Giuseppe Carriero

Personal information
- Date of birth: 4 September 1997 (age 28)
- Place of birth: Desio, Italy
- Height: 1.77 m (5 ft 9+1⁄2 in)
- Position: Midfielder

Team information
- Current team: Perugia
- Number: 20

Youth career
- 0000–2014: Renate

Senior career*
- Years: Team / Apps / (Gls)
- 2015–2016: Sporting Bellinzago / 51 / (4)
- 2016–2018: Casertana / 61 / (4)
- 2018–2021: Parma / 0 / (0)
- 2019: → Catania (loan) / 15 / (1)
- 2019–2020: → Monopoli (loan) / 29 / (4)
- 2021–2022: Avellino / 44 / (4)
- 2022–2024: Cittadella / 64 / (4)
- 2024–2026: Trapani / 33 / (0)
- 2026: Salernitana / 12 / (0)
- 2026–: Perugia / 2 / (0)

= Giuseppe Carriero =

Italian footballer

Giuseppe Carriero (born 4 September 1997) is an Italian footballer who plays as a midfielder for club Perugia.

==Club career==
Carriero made 61 appearances in Casertana in Serie C. Carriero signed a three-and-a-half-year contract with Parma in January 2018 but was loaned back to Casertana until the end of the 2017–18 season.

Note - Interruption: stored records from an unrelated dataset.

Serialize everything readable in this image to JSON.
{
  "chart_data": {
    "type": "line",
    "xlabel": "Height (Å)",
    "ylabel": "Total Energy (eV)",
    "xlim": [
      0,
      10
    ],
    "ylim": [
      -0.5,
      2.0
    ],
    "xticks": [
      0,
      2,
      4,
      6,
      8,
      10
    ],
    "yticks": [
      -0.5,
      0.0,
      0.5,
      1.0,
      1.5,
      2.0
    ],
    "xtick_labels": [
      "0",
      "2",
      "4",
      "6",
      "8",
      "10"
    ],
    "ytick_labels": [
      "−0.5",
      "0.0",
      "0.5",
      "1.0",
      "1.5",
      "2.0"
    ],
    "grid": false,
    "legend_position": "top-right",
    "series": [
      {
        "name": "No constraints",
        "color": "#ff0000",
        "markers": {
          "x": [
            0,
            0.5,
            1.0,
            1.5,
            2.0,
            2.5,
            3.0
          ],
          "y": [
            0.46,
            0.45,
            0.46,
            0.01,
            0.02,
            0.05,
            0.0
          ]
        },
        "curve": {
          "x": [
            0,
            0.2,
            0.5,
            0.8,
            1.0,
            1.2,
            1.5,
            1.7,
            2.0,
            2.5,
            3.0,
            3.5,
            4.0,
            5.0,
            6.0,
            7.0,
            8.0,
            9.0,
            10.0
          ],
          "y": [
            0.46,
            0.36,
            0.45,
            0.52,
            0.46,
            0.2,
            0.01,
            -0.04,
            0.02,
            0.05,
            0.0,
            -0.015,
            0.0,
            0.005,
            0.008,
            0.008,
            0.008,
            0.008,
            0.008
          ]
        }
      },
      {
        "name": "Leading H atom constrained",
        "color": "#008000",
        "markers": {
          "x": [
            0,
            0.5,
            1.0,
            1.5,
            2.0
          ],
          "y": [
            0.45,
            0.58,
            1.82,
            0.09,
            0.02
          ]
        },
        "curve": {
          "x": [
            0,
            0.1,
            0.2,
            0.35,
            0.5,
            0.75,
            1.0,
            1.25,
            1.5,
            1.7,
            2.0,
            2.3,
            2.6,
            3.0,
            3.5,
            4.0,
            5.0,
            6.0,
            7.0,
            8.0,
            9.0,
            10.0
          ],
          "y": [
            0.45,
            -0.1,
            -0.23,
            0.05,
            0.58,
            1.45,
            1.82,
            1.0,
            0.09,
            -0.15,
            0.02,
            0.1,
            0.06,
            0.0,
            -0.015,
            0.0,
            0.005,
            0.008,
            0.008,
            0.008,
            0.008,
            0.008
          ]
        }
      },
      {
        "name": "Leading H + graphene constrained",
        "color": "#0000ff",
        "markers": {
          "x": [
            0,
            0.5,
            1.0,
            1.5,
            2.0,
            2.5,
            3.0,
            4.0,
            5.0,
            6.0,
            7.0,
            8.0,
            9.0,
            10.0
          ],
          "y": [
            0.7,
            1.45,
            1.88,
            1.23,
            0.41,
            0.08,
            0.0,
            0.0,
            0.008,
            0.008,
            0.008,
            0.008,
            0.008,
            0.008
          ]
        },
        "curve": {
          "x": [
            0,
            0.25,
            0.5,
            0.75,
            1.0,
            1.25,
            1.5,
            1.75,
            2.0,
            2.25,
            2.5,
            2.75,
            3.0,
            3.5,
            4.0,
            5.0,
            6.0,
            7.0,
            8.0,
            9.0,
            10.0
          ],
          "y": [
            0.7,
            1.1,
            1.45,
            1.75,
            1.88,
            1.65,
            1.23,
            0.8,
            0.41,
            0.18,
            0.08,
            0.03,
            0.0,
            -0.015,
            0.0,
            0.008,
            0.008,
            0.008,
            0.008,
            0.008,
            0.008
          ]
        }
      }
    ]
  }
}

On 12 January 2019, he was loaned to Catania until 30 June 2019.

On 12 August 2019, he joined Monopoli on loan with an option to buy.

During his time with Parma, he appeared twice on the bench in Coppa Italia games.

On 5 January 2021, he signed a 3-year contract with Avellino.

On 18 July 2022, Carriero moved to Cittadella.

On 13 August 2024, Carriero signed a two-year contract with Trapani.